Après l'annonce du verdict, Bildt a commenté l'affaire [11] sur Twitter:

@carlbildt [11] : La Suède fait part de sa préoccupation sur la trop lourde sentence contre les journalistes suédois en Éthiopie. Nous continuerons à travailler pour leur libération.

Le commentaire de Bild était suivie par une déclaration de Fredrik Reinfeldt, le Premier Ministre suédois [12]:

Nous pensons et nous continuerons à penser qu'ils se sont retrouvés dans ce pays pour un devoir journalistique. Ils doivent être relâchés le plus tôt possible dans le but de rejoindre leur famille en Suède.

Lors d'une conférence de presse [13] [sv], Bildt a déclaré qu'une démarche diplomatique de haut-niveau était désormais la ligne de conduite prioritaire :

Nous sommes maintenant persuadés que le message convaincant du Premier Ministre sera entendu par le gouvernement éthiopien. Nous déciderons ensuite avec les parties concernées des étapes formelles qui devront être mises en place.

Ces déclarations officielles ont été reçues plutôt mollement sur les réseaux sociaux. Sous le hashtag #EthiopiaSwedes [14], des tweets ont été postés accusant les autorités suédoises pour ce qui a été considéré comme plusieurs mois d'inertie dans cette affaire.

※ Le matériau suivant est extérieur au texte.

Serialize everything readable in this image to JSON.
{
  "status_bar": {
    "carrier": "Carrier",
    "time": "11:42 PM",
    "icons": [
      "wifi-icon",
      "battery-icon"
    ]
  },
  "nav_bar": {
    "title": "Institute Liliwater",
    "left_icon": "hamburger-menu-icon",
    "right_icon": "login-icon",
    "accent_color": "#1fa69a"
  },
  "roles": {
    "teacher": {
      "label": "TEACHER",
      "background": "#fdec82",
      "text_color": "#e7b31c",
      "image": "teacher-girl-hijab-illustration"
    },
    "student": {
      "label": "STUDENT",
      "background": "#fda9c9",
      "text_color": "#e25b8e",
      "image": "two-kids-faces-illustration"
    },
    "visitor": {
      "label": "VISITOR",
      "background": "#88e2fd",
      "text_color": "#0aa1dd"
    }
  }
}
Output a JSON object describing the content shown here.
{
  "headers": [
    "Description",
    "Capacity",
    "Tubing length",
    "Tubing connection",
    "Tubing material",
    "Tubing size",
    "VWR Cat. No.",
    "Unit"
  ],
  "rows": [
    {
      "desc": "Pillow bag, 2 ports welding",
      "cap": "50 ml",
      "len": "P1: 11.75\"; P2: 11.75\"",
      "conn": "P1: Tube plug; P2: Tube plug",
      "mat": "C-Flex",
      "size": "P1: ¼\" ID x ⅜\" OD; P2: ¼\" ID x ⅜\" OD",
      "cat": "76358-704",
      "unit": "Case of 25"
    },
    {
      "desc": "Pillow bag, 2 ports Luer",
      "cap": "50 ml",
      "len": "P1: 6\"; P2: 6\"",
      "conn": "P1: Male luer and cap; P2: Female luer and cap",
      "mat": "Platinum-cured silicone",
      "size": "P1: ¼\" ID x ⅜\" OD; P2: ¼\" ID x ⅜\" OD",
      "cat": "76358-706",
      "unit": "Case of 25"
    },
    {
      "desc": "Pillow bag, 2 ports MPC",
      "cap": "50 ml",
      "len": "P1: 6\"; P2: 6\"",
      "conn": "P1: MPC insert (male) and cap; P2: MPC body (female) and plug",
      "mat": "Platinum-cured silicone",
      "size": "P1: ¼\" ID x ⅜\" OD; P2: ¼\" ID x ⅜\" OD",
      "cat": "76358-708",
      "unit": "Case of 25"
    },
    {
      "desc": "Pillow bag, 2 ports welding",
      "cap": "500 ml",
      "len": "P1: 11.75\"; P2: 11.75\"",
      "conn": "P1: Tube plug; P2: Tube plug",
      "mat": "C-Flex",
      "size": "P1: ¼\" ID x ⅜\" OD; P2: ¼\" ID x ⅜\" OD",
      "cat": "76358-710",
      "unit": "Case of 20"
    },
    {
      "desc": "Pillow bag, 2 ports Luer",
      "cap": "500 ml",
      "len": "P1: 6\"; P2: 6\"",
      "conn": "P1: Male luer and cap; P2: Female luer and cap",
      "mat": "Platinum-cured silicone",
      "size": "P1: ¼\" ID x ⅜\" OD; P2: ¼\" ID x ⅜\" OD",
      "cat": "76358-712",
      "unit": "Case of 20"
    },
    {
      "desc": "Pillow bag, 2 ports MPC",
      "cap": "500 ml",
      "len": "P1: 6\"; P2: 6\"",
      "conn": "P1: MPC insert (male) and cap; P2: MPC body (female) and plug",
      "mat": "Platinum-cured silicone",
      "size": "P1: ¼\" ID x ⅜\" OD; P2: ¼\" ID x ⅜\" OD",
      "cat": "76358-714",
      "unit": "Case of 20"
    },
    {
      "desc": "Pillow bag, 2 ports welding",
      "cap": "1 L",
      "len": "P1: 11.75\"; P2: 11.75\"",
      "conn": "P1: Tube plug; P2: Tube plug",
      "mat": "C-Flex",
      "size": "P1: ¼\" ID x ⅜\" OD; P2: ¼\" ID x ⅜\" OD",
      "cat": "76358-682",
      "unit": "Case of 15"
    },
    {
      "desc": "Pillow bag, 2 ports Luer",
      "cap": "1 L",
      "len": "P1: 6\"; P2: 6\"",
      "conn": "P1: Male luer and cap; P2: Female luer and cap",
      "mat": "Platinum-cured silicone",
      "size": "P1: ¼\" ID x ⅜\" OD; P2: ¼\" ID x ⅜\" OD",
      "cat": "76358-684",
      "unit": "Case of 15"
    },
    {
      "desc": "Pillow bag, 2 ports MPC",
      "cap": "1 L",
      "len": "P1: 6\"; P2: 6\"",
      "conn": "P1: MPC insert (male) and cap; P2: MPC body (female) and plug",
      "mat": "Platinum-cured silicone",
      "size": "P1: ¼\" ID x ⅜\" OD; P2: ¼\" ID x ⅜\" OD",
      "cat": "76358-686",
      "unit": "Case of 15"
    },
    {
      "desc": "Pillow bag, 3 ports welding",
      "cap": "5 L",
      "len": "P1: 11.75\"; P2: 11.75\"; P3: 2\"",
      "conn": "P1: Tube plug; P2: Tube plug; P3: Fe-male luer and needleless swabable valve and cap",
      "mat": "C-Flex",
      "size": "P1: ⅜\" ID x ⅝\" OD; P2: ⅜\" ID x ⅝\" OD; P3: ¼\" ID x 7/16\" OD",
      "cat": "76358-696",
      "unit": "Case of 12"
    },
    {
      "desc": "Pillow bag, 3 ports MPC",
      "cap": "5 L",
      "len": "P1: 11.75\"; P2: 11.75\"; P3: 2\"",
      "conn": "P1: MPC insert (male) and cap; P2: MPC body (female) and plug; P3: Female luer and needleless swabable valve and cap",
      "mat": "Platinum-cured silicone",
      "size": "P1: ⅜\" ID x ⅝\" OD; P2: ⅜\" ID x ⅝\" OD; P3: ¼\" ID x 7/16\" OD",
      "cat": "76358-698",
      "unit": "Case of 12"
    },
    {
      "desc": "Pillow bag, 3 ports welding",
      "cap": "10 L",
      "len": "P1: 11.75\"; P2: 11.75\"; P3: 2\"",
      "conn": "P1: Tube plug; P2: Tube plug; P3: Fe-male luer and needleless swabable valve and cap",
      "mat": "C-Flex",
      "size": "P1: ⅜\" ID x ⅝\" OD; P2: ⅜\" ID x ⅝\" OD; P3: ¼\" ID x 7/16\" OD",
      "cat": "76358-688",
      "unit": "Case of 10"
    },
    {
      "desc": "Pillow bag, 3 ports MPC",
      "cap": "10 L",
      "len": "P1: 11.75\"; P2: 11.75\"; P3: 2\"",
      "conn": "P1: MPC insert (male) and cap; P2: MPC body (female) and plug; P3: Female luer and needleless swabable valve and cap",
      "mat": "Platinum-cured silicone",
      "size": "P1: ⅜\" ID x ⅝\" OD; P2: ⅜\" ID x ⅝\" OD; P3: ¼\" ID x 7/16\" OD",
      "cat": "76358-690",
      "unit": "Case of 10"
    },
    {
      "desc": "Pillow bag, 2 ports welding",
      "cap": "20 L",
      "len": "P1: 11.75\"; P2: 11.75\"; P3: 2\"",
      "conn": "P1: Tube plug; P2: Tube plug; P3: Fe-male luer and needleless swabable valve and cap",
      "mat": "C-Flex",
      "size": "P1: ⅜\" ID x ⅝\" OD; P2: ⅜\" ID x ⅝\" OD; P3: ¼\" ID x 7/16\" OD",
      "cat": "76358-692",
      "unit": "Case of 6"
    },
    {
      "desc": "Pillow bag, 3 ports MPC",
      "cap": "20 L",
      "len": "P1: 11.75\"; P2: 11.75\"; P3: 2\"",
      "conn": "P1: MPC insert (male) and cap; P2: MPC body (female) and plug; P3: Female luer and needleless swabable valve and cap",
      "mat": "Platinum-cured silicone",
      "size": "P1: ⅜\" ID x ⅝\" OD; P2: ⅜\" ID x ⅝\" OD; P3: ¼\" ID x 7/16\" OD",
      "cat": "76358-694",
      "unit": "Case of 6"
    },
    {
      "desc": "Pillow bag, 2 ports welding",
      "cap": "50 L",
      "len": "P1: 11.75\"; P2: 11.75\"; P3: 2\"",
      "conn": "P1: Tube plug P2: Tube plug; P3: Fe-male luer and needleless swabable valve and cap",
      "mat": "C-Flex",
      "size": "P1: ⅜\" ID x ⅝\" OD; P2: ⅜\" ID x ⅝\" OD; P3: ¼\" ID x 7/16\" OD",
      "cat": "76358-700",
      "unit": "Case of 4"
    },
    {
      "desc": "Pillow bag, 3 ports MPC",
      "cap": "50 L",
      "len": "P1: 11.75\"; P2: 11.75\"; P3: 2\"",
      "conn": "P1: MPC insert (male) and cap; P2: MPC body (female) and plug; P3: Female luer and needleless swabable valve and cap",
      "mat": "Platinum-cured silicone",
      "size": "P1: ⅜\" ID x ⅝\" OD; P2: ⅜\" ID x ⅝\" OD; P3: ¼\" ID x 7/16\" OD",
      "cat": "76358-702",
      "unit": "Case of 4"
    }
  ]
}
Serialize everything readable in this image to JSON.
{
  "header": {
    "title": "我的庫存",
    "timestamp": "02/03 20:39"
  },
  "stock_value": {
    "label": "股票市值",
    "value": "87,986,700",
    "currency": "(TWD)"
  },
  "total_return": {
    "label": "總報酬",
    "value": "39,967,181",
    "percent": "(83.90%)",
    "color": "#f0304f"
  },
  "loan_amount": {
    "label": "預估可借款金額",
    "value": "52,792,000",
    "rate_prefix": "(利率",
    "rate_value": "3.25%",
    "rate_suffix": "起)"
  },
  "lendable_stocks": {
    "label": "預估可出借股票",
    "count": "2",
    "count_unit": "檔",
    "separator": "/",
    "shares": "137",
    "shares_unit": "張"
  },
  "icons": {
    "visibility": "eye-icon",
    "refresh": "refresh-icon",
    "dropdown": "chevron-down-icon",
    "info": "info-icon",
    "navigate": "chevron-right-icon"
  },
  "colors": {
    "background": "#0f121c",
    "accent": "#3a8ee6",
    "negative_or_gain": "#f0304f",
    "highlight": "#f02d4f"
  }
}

Un utilisateur de Twitter, @tommyskot, demande [15] :

@tommyskot [15]: When will @sweden [16] and @carlbildt [17] do something to get our journalists home? #EthiopiaSwedes [18]

@tommyskot [15] : Quand @sweden [16] et @carlbildt [17] vont s'activer pour que nos journalistes rentrent chez eux ? #EthiopiaSwedes [18]

S'en suivent plusieurs réactions postées sur Twitter:

@annalindberg [19] : Nous commençons à comprendre dans quelles conditions travaillent les journalistes africains. #ethiopiaswedes [20]

@sweden [21] : Je suis choqué et consterné par le verdict #ethiopiaswedes [20]

@hurriya [22] : répandez l'initiative d'ériger la solidarité pour #ethiopiaswedes [20] http://www.facebook.com/freejohanandmartin [23] #svpol [24]

Seleshi Ketsela, un des avocats de Schibbye et Persson, déclare que ses clients devraient maintenant considérer de faire appel [7]. Une autre option serait de solliciter la grâce de la part de l'État éthiopien.